Mine do not much of anything. If we get sever thunder sometimes you'll get a bark.


----------



## Lex's Guardian (Aug 8, 2009)

SLEEP lol!


----------



## aus_staffy (Nov 10, 2009)

Sleep mostly. Neither of mine care too much about storms. Nitro's sire, however, was not a big fan of storms. He managed to chew his way through a colourbond fence losing most of his teeth and cutting himself to shreds. His owners were not home when the storm was on and came home to him laying at the back door barely breathing and in a pool of blood. He lived for many years after that though.


----------



## william williamson (Feb 26, 2006)

what storm?i din't see no freakin storm.
sunny high 80's light breeze.
makes me wanna sit nekkid at the beach,yet my luck,some cop with REALLY REALLY good EYESIGHT would see my 'lil tater chip.


----------



## ashes (Jul 7, 2010)

Nothing it doesn't phase mine at all. lol


----------



## PerfectPit (Aug 2, 2010)

Storming now in Ohio, every once in awhile if there is a loud thunder clap he will bark back at it. Thinking someone is knocking at the door because when someone knocks he will bark. Otherwise they sleep but they won't even go near the door to go potty if they smell rain. Such premadonna's!


----------



## Loke-a-doke (Jun 11, 2010)

DirtyD said:


> well ya know what they say, if you dont like the weather wait 5 minutes lol


I waited 5 minutes and got freezing rainn haha I don't mind just the snow though, any time of year. I think its real purdy.


----------



## Black Rabbit (Nov 14, 2009)

Dosia pays no attention at all in if I let him out to potty he'll still run over and grab the spring pole, even in the rain lol.
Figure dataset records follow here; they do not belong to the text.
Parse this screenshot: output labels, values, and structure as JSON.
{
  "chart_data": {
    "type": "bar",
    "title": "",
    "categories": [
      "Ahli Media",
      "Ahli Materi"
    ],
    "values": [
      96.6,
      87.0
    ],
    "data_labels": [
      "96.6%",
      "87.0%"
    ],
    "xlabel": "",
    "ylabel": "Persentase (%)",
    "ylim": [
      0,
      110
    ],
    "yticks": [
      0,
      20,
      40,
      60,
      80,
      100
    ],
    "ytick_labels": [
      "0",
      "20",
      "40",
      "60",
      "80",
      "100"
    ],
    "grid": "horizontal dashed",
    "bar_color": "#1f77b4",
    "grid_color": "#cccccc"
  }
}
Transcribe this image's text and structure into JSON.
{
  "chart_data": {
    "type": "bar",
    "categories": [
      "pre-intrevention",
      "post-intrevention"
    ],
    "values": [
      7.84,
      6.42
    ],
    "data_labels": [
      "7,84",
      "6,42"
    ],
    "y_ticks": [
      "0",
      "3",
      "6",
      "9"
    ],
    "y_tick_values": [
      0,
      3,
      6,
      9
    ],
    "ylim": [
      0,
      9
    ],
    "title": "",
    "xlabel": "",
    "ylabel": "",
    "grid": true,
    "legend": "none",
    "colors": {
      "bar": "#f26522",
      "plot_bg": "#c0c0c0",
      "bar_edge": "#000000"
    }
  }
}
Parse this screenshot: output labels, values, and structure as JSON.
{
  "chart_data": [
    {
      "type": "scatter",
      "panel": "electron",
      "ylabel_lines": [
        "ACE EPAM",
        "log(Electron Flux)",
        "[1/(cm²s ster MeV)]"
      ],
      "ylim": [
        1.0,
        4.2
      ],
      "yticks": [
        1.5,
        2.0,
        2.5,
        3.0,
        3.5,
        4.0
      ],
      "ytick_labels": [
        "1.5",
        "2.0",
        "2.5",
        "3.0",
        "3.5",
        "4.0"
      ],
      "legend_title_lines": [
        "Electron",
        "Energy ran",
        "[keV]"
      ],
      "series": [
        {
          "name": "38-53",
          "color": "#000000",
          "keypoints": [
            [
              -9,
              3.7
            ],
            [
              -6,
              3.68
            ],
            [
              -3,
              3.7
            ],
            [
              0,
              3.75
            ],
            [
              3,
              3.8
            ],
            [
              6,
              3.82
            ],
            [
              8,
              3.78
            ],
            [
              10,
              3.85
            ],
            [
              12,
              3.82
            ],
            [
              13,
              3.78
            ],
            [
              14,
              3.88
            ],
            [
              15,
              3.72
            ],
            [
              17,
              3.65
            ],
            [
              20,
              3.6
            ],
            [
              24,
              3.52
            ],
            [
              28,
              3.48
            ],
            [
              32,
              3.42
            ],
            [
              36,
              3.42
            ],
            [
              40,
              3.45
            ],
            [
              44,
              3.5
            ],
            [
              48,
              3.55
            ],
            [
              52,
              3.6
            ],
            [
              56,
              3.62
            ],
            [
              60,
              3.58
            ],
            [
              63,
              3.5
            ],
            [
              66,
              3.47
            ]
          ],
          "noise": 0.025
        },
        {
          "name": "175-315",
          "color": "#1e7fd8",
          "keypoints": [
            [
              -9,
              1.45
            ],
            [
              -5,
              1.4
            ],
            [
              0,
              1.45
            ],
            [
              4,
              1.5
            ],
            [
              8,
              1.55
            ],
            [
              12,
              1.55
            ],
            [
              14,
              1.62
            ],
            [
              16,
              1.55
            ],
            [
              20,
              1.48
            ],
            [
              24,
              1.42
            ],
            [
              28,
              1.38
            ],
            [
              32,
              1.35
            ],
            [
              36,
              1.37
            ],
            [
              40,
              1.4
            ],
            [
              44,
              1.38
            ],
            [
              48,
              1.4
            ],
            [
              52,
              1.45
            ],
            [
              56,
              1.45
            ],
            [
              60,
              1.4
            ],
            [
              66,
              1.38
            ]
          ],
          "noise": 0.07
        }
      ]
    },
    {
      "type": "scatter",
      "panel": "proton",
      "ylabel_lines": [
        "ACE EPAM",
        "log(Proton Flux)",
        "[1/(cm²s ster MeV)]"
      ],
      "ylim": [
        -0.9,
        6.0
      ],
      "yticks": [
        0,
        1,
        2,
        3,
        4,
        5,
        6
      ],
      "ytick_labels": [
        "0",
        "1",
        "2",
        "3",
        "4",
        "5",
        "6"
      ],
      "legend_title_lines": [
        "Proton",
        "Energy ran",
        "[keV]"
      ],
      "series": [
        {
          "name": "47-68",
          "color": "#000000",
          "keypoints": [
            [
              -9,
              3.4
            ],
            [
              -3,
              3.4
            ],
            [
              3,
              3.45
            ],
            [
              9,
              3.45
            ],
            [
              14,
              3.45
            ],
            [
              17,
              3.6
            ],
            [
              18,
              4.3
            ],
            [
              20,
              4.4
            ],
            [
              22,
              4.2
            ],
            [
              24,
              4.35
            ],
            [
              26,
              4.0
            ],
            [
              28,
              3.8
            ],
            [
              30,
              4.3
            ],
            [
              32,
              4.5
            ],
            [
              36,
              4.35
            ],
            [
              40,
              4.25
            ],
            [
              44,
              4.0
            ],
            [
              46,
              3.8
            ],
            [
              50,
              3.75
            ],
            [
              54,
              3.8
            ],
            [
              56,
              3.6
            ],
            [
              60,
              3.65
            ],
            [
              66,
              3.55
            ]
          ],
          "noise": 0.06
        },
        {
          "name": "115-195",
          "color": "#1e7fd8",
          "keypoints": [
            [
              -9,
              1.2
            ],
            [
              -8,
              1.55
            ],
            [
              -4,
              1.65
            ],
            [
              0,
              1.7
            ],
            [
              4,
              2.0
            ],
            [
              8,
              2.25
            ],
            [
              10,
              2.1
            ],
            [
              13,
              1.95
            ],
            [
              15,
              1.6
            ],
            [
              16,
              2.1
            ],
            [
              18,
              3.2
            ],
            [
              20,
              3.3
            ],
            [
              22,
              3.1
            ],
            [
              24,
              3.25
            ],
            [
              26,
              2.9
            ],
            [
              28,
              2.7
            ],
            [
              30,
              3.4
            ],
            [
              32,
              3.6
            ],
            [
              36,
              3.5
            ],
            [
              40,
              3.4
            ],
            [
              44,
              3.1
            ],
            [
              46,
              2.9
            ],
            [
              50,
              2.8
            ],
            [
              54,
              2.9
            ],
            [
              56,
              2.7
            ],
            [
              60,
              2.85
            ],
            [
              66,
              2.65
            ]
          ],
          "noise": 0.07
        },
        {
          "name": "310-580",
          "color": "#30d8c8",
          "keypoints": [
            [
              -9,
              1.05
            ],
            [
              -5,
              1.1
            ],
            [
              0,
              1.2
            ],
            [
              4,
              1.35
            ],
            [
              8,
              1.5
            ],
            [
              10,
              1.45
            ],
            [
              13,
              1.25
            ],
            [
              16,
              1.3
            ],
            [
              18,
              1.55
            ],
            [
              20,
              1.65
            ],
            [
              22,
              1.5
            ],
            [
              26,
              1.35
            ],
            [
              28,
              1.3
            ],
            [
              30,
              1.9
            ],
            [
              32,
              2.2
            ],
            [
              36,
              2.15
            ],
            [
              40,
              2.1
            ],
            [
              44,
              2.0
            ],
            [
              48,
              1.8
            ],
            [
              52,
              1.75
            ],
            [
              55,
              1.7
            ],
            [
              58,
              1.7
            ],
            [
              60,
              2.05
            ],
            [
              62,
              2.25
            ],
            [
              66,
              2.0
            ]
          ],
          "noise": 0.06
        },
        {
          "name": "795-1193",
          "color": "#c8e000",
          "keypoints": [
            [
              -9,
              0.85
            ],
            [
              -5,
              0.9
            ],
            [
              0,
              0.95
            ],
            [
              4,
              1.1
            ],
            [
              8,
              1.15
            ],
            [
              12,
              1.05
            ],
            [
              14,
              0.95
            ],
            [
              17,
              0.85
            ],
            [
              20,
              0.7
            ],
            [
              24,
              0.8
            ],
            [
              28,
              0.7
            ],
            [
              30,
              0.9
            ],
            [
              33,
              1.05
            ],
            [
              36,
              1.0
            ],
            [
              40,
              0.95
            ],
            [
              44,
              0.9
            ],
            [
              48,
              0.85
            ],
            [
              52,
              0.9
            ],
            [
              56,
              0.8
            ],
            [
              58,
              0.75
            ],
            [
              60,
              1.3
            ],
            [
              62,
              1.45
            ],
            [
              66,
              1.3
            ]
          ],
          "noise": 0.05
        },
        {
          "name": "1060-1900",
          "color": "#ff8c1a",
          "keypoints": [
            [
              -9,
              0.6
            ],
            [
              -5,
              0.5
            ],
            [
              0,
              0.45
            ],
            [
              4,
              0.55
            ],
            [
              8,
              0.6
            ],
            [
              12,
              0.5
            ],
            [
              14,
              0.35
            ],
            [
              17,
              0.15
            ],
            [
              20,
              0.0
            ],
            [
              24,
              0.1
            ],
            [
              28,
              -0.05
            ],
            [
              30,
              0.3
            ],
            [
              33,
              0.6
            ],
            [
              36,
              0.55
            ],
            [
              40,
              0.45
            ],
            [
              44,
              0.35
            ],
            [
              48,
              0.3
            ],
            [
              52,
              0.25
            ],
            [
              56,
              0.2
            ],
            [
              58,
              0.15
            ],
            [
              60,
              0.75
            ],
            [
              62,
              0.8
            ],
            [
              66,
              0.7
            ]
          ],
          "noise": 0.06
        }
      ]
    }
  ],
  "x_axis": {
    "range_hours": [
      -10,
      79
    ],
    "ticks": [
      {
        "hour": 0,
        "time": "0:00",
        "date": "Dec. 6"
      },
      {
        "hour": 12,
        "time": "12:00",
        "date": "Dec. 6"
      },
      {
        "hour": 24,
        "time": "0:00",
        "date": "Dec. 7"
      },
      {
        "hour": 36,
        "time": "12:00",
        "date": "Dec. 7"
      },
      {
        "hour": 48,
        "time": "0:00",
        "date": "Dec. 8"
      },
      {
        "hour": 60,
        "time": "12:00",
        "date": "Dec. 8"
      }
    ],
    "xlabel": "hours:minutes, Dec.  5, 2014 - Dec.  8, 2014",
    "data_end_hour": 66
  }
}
Marley on the other hand has a 6th sense about storms. I can always tell it's going to storm hard. At first he'll stare out the window and whine, then he'll go out and bark at the sky and as soon as the rain comes he starts running around panting heavily. He doesn't usually do this during normal rain but when we get electrical storms. He does this tiny little squeaky bark after the thunder. It usually takes me a good 20 mins to get him calmed down enough to stay still in his bed.


----------